Le dossier médical personnel (DMP) n'est toujours pas opérationnel et ne le sera pas avant des années. Après les promesses répétées des anciens ministres de la santé, Philippe Douste-Blazy et Xavier Bertrand, qui avaient annoncé l'ouverture de ce dossier informatisé pour chaque assuré, à la mi-2007, le gouvernement change de stratégie.
Dans un communiqué commun publié lundi 12 novembre, les ministres de la santé et du budget, Roselyne Bachelot et Eric Woerth, affirment que le gouvernement se "donnera le temps nécessaire" pour relancer le DMP, un projet qui "doit s'inscrire dans une perspective de longue durée". S'appuyant sur les conclusions d'un audit très sévère des inspections générales des finances, des affaires sociales et du conseil général des technologies de l'information, les ministres annoncent ainsi l'ouverture d'une concertation qui devra définir une nouvelle "feuille de route" du DMP avant mars 2008.
Créé par la loi du 13 août 2004 de réforme de l'assurance-maladie, le DMP devait "favoriser la coordination, la qualité et la continuité des soins" en permettant aux professionnels de santé d'accéder, sur un site sécurisé, aux données médicales d'un patient. Tous les assurés sociaux de plus de 16 ans, soit 48 millions de Français, devaient pouvoir en disposer.

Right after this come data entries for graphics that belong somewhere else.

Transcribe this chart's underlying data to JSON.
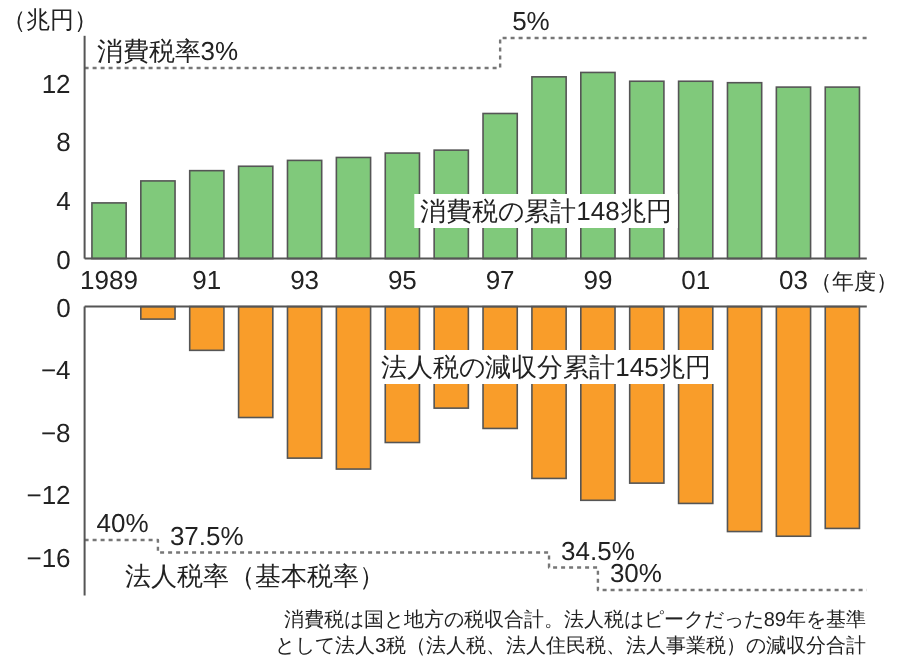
{
  "chart_data": [
    {
      "type": "bar",
      "ylabel": "（兆円）",
      "xlabel": "（年度）",
      "x": [
        1989,
        1990,
        1991,
        1992,
        1993,
        1994,
        1995,
        1996,
        1997,
        1998,
        1999,
        2000,
        2001,
        2002,
        2003,
        2004
      ],
      "xlim": [
        1988.5,
        2004.5
      ],
      "xticks": [
        {
          "value": 1989,
          "label": "1989"
        },
        {
          "value": 1991,
          "label": "91"
        },
        {
          "value": 1993,
          "label": "93"
        },
        {
          "value": 1995,
          "label": "95"
        },
        {
          "value": 1997,
          "label": "97"
        },
        {
          "value": 1999,
          "label": "99"
        },
        {
          "value": 2001,
          "label": "01"
        },
        {
          "value": 2003,
          "label": "03"
        }
      ],
      "ylim": [
        0,
        15.2
      ],
      "yticks": [
        0,
        4,
        8,
        12
      ],
      "series": [
        {
          "color": "#80c97b",
          "values": [
            3.8,
            5.3,
            6.0,
            6.3,
            6.7,
            6.9,
            7.2,
            7.4,
            9.9,
            12.4,
            12.7,
            12.1,
            12.1,
            12.0,
            11.7,
            11.7
          ]
        },
        {
          "type": "step",
          "axis": "y2",
          "color": "#777777",
          "line_style": "dotted",
          "x": [
            1988.5,
            1997,
            2004.5
          ],
          "values": [
            3,
            5,
            5
          ],
          "value_labels": [
            "消費税率3%",
            "5%",
            null
          ]
        }
      ],
      "annotations": [
        "消費税の累計148兆円"
      ]
    },
    {
      "type": "bar",
      "x": [
        1989,
        1990,
        1991,
        1992,
        1993,
        1994,
        1995,
        1996,
        1997,
        1998,
        1999,
        2000,
        2001,
        2002,
        2003,
        2004
      ],
      "xlim": [
        1988.5,
        2004.5
      ],
      "tick_labels": "y",
      "ylim": [
        -18.5,
        0
      ],
      "yticks": [
        {
          "value": 0,
          "label": "0"
        },
        {
          "value": -4,
          "label": "−4"
        },
        {
          "value": -8,
          "label": "−8"
        },
        {
          "value": -12,
          "label": "−12"
        },
        {
          "value": -16,
          "label": "−16"
        }
      ],
      "series": [
        {
          "color": "#f99d2a",
          "values": [
            0,
            -0.8,
            -2.8,
            -7.1,
            -9.7,
            -10.4,
            -8.7,
            -6.5,
            -7.8,
            -11.0,
            -12.4,
            -11.3,
            -12.6,
            -14.4,
            -14.7,
            -14.2
          ]
        },
        {
          "type": "step",
          "axis": "y2",
          "name": "法人税率（基本税率）",
          "color": "#777777",
          "line_style": "dotted",
          "x": [
            1988.5,
            1990,
            1998,
            1999,
            2004.5
          ],
          "values": [
            40,
            37.5,
            34.5,
            30,
            30
          ],
          "value_labels": [
            "40%",
            "37.5%",
            "34.5%",
            "30%",
            null
          ]
        }
      ],
      "annotations": [
        "法人税の減収分累計145兆円",
        "消費税は国と地方の税収合計。法人税はピークだった89年を基準",
        "として法人3税（法人税、法人住民税、法人事業税）の減収分合計"
      ]
    }
  ]
}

D'emblée, le projet a pourtant été marqué par "l'irréalisme de son calendrier initial" notent les inspections.
Imposée par M. Douste-Blazy, grand ordonnateur de la réforme, la date butoir du 1er juillet 2007, "a fonctionné comme un piège". Son successeur, Xavier Bertrand, ayant choisi de ne pas dénoncer cet objectif - en mai 2006, il parlait "d'une généralisation effective du DMP pour 2007, comme nous l'avions prévu" -, tout le projet a été marqué par l'urgence de rendre effective une commande politique irréalisable.
"GESTION PARFOIS INCONSÉQUENTE"
Selon le rapport d'inspection, "il en est résulté une gestion de projet constamment précipitée, souvent improvisée, parfois inconséquente". Ainsi, la priorité a été donnée à la dimension informatique et à l'hébergement du DMP, au détriment de la réflexion sur le contenu et l'usage du dossier, qui attendent toujours d'être fixés par décrets.
La phase d'expérimentation, clôturée à la fin 2006 quelques mois après avoir été lancée, "n'a pas permis de tirer les enseignements opérationnels attendus". Enfin, le groupement d'intérêt public (GIP), créé en 2005 pour mettre en oeuvre le DMP, a souffert d'une "instabilité managériale et stratégique" : trois directeurs se sont succédé en quelques mois, et un changement de cap est brutalement intervenu à la mi-2006, pour tenter de conforter l'objectif d'un DMP pour tous en 2007.
Le modèle économique a été construit sur des bases incertaines, sans tenir compte des exemples étrangers. Aucun des projets comparables, qu'ils soient anglais, canadien ou danois, ne prévoit pourtant de mise en oeuvre inférieure à dix ans, pour des coûts par habitant avoisinant les 250 euros. En France, le montant global du DMP a été évalué à 1,1 milliard d'euros sur cinq ans, soit un coût par habitant de 18 euros.
"Notre pays serait ainsi en mesure de mettre en oeuvre un projet d'une telle complexité en trois fois moins de temps et avec trois fois moins d'argent qu'il en faut aux autres pays engagés dans une entreprise similaire", raillent les inspections. Le rapport d'audit souligne par ailleurs que le DMP a été présenté "à tort" comme une "source majeure" de réduction de dépenses de l'assurance-maladie : en réalité, les "économies à attendre du DMP sont incertaines, et en tout cas lointaines".
Malgré ces vicissitudes, le gouvernement a décidé de poursuivre le projet de DMP, tout en changeant totalement de méthode. Renonçant à l'urgence, il affirme qu'il agira désormais de "manière pragmatique, en privilégiant les expérimentations sur le terrain" et en ciblant le DMP sur les professionnels de santé et les patients qui "en ont le plus besoin".